L'écrivain britannique Salman Rushdie a affirmé mercredi qu'il ne regrettait pas d'avoir écrit les Versets sataniques, 20 ans après la sortie de ce livre qui lui a valu une fatwa iranienne et de longues années dans la clandestinité.

Lors d'un entretien avec le journaliste australien James Clive, diffusé sur le site du Times, l'auteur d'origine indienne explique qu'il regretterait au contraire de ne pas avoir écrit un livre s'attaquant à des questions religieuses ou philosophiques majeures.

«La question que je me pose tout le temps est la suivante : Sommes-nous maîtres ou victimes? Faisons-nous l'histoire ou est-ce que c'est l'histoire qui nous fait? Est-ce qu'on façonne le monde ou est-ce qu'on est façonné par lui?», s'interroge-t-il.

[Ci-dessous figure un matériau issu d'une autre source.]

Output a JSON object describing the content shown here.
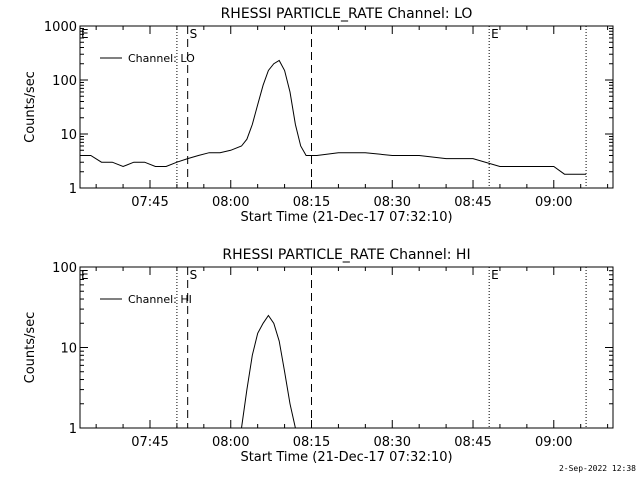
{
  "footer": {
    "timestamp": "2-Sep-2022 12:38"
  },
  "chart_data": [
    {
      "type": "line",
      "title": "RHESSI PARTICLE_RATE Channel: LO",
      "xlabel": "Start Time (21-Dec-17 07:32:10)",
      "ylabel": "Counts/sec",
      "yscale": "log",
      "xlim": [
        "07:32",
        "09:11"
      ],
      "ylim": [
        1,
        1000
      ],
      "xticks": [
        "07:45",
        "08:00",
        "08:15",
        "08:30",
        "08:45",
        "09:00"
      ],
      "yticks": [
        "1",
        "10",
        "100",
        "1000"
      ],
      "grid": false,
      "legend": {
        "position": "top-left",
        "entries": [
          "Channel: LO"
        ]
      },
      "markers": [
        {
          "time": "07:50",
          "style": "dotted",
          "label": ""
        },
        {
          "time": "07:52",
          "style": "dashed",
          "label": "S"
        },
        {
          "time": "08:15",
          "style": "dashed",
          "label": ""
        },
        {
          "time": "08:48",
          "style": "dotted",
          "label": "E"
        },
        {
          "time": "09:06",
          "style": "dotted",
          "label": ""
        }
      ],
      "series": [
        {
          "name": "Channel: LO",
          "x": [
            "07:32",
            "07:34",
            "07:36",
            "07:38",
            "07:40",
            "07:42",
            "07:44",
            "07:46",
            "07:48",
            "07:50",
            "07:52",
            "07:54",
            "07:56",
            "07:58",
            "08:00",
            "08:02",
            "08:03",
            "08:04",
            "08:05",
            "08:06",
            "08:07",
            "08:08",
            "08:09",
            "08:10",
            "08:11",
            "08:12",
            "08:13",
            "08:14",
            "08:15",
            "08:16",
            "08:20",
            "08:25",
            "08:30",
            "08:35",
            "08:40",
            "08:45",
            "08:50",
            "08:55",
            "09:00",
            "09:02",
            "09:06"
          ],
          "values": [
            4,
            4,
            3,
            3,
            2.5,
            3,
            3,
            2.5,
            2.5,
            3,
            3.5,
            4,
            4.5,
            4.5,
            5,
            6,
            8,
            15,
            35,
            80,
            150,
            200,
            230,
            150,
            60,
            15,
            6,
            4,
            4,
            4,
            4.5,
            4.5,
            4,
            4,
            3.5,
            3.5,
            2.5,
            2.5,
            2.5,
            1.8,
            1.8
          ]
        }
      ]
    },
    {
      "type": "line",
      "title": "RHESSI PARTICLE_RATE Channel: HI",
      "xlabel": "Start Time (21-Dec-17 07:32:10)",
      "ylabel": "Counts/sec",
      "yscale": "log",
      "xlim": [
        "07:32",
        "09:11"
      ],
      "ylim": [
        1,
        100
      ],
      "xticks": [
        "07:45",
        "08:00",
        "08:15",
        "08:30",
        "08:45",
        "09:00"
      ],
      "yticks": [
        "1",
        "10",
        "100"
      ],
      "grid": false,
      "legend": {
        "position": "top-left",
        "entries": [
          "Channel: HI"
        ]
      },
      "markers": [
        {
          "time": "07:50",
          "style": "dotted",
          "label": ""
        },
        {
          "time": "07:52",
          "style": "dashed",
          "label": "S"
        },
        {
          "time": "08:15",
          "style": "dashed",
          "label": ""
        },
        {
          "time": "08:48",
          "style": "dotted",
          "label": "E"
        },
        {
          "time": "09:06",
          "style": "dotted",
          "label": ""
        }
      ],
      "series": [
        {
          "name": "Channel: HI",
          "x": [
            "08:02",
            "08:03",
            "08:04",
            "08:05",
            "08:06",
            "08:07",
            "08:08",
            "08:09",
            "08:10",
            "08:11",
            "08:12"
          ],
          "values": [
            1,
            3,
            8,
            15,
            20,
            25,
            20,
            12,
            5,
            2,
            1
          ]
        }
      ]
    }
  ]
}
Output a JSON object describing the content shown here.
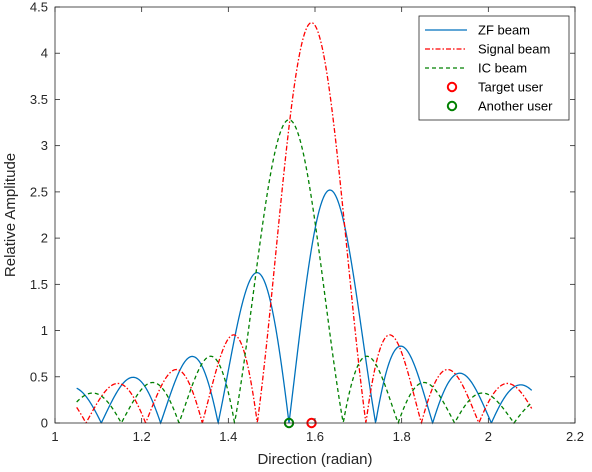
{
  "chart_data": {
    "type": "line",
    "title": "",
    "xlabel": "Direction (radian)",
    "ylabel": "Relative Amplitude",
    "xlim": [
      1,
      2.2
    ],
    "ylim": [
      0,
      4.5
    ],
    "xticks": [
      1,
      1.2,
      1.4,
      1.6,
      1.8,
      2,
      2.2
    ],
    "xtick_labels": [
      "1",
      "1.2",
      "1.4",
      "1.6",
      "1.8",
      "2",
      "2.2"
    ],
    "yticks": [
      0,
      0.5,
      1,
      1.5,
      2,
      2.5,
      3,
      3.5,
      4,
      4.5
    ],
    "ytick_labels": [
      "0",
      "0.5",
      "1",
      "1.5",
      "2",
      "2.5",
      "3",
      "3.5",
      "4",
      "4.5"
    ],
    "grid": false,
    "legend_position": "top-right",
    "array_size": 16,
    "series": [
      {
        "name": "ZF beam",
        "kind": "line",
        "style": "solid",
        "color": "#0072BD",
        "peak": 2.52,
        "peak_at": 1.635,
        "zero_at": 1.54
      },
      {
        "name": "Signal beam",
        "kind": "line",
        "style": "dash-dot",
        "color": "#FF0000",
        "peak": 4.33,
        "peak_at": 1.592
      },
      {
        "name": "IC beam",
        "kind": "line",
        "style": "dashed",
        "color": "#008000",
        "peak": 3.28,
        "peak_at": 1.54
      },
      {
        "name": "Target user",
        "kind": "marker",
        "color": "#FF0000",
        "points": [
          {
            "x": 1.592,
            "y": 0
          }
        ]
      },
      {
        "name": "Another user",
        "kind": "marker",
        "color": "#008000",
        "points": [
          {
            "x": 1.54,
            "y": 0
          }
        ]
      }
    ]
  }
}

«La question de savoir si nous avons prise sur nos vies ou si nous sommes simplement des victimes passives des événements est, à mon avis, une grande question, que j'ai toujours essayé de poser», poursuit-il.

«Dans ce sens, je n'aurais pas voulu ne pas être l'écrivain qui l'a posée», notamment dans les Versets sataniques, ajoute l'auteur, dans ce style parfois alambiqué dont il est coutumier.

Ces déclarations sont publiées quelques jours après l'arrestation à Londres de trois hommes soupçonnés d'être impliqués dans un début d'incendie survenu chez l'éditeur londonien d'un livre controversé sur la plus jeune épouse du prophète Mahomet.

La publication des Versets sataniques, livre jugé blasphématoire contre l'islam, avait provoqué un tollé dans le monde musulman. L'imam Khomeiny, guide suprême de la révolution islamique iranienne, avait prononcé une fatwa le 14 février 1989, obligeant Salman Rushdie à vivre caché, sous protection policière, pendant près d'une décennie.

Le gouvernement iranien avait indiqué en 1998 qu'il ne tenterait pas de faire appliquer le décret de l'ayatollah Khomeiny, ce qui avait mis fin à la clandestinité dans laquelle vivait l'écrivain. Mais son anoblissement par la reine Elizabeth II en 2007 avait relancé la polémique, faisant dire à un religieux iranien que la fatwa était toujours valable.